Further than 41 million Americans will be affected by the change, and many families It is expected that receive at least $95 less per monthaccording to the research and policy think tank Center on Budget and Policy Priorities.

Congress previously issued temporary increases to address food insecurity during the pandemic, when unemployment rates shot to a halt of almost 15% and more than 22 million jobs were lost. But the passage of the Consolidated Appropriations Act of 2023, which outlines appropriations to federal agencies during the year, ended emergency aid allocations after February 2023. Eighteen states, mostly Republican-led, have already fell their additional assignments because they previously ended their emergency declarations.

Research shows that emergency allowances helped keep 4.2 million people above the poverty line in the last quarter of 2021, mostly help the black and latino population.

The change comes amid soaring rates of food inflation, with staples like eggs up 138% from last year. Food banks who previously spoke to TIME have also reported increased need since the pandemic, as they balance increased demand for assistance and rising food prices that incur higher costs.

“The things I used to buy, now I can’t afford them,” Mamie Wallace, 60, who depends on the New York City Food Bank for supplemental grocery needs previously reported to TIME. “I did not realize [food inflation at first] because I had my freezer stocked, but since it’s been over a year, things are starting to run out.”

But even when research shows that 1 in 10 Americans are currently living in a food insecure household, House Republicans are looking to cut food stamps further and enact stricter work requirements for recipients in an effort to decrease the federal deficit. Conservative leaders, such as former Office of Management and Budget director Russell Vought, have called for broader cuts to social programs, including more than $400 billion in cuts to food stamps, according to washington mail.

And in conservative-majority states like Iowa, state legislators introduced a new bill that limit the types of food recipients could buy. The proposal would not allow people to buy white grains —that is, they could only buy 100% whole grain bread and pasta—, baked beans, fresh meat or sliced ​​cheese, among other limits.

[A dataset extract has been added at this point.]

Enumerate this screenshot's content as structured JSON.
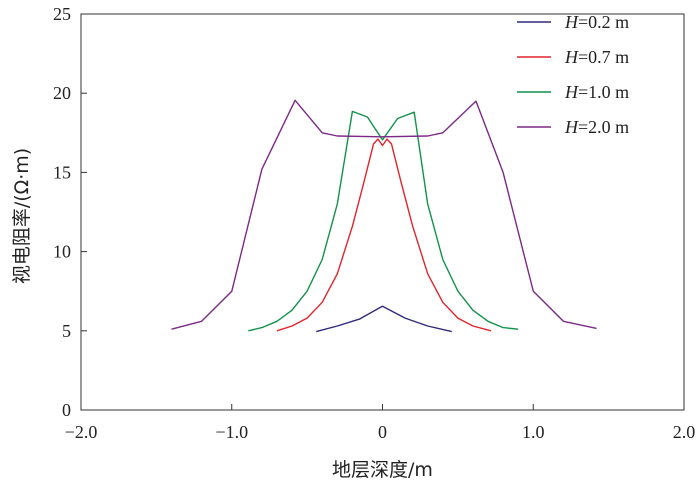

Other SNAP waivers will be affected shortly after the federal public health emergency ends on May 11. This includes Temporary exemptions for SNAP students, which allowed certain students who were enrolled at least part-End-shutdown toward their higher education degree to receive food stamps. They will lose aid in June, according to the US Department of Agriculture (USDA), though some may still be eligible if they meet regular student exemption guidelines, which may include working at least 20 hours a week, caring for to a child or not. be able to work

Under the emergency appropriations, the government also temporarily halted End-shutdown limits on SNAP benefits that able-bodied adults under age 50 who have no dependents and are not pregnant could receive. Adults will now go back to the old standard, which said they couldn’t get food stamps for more than 3 months within a 3-year period unless they met certain employment guidelines.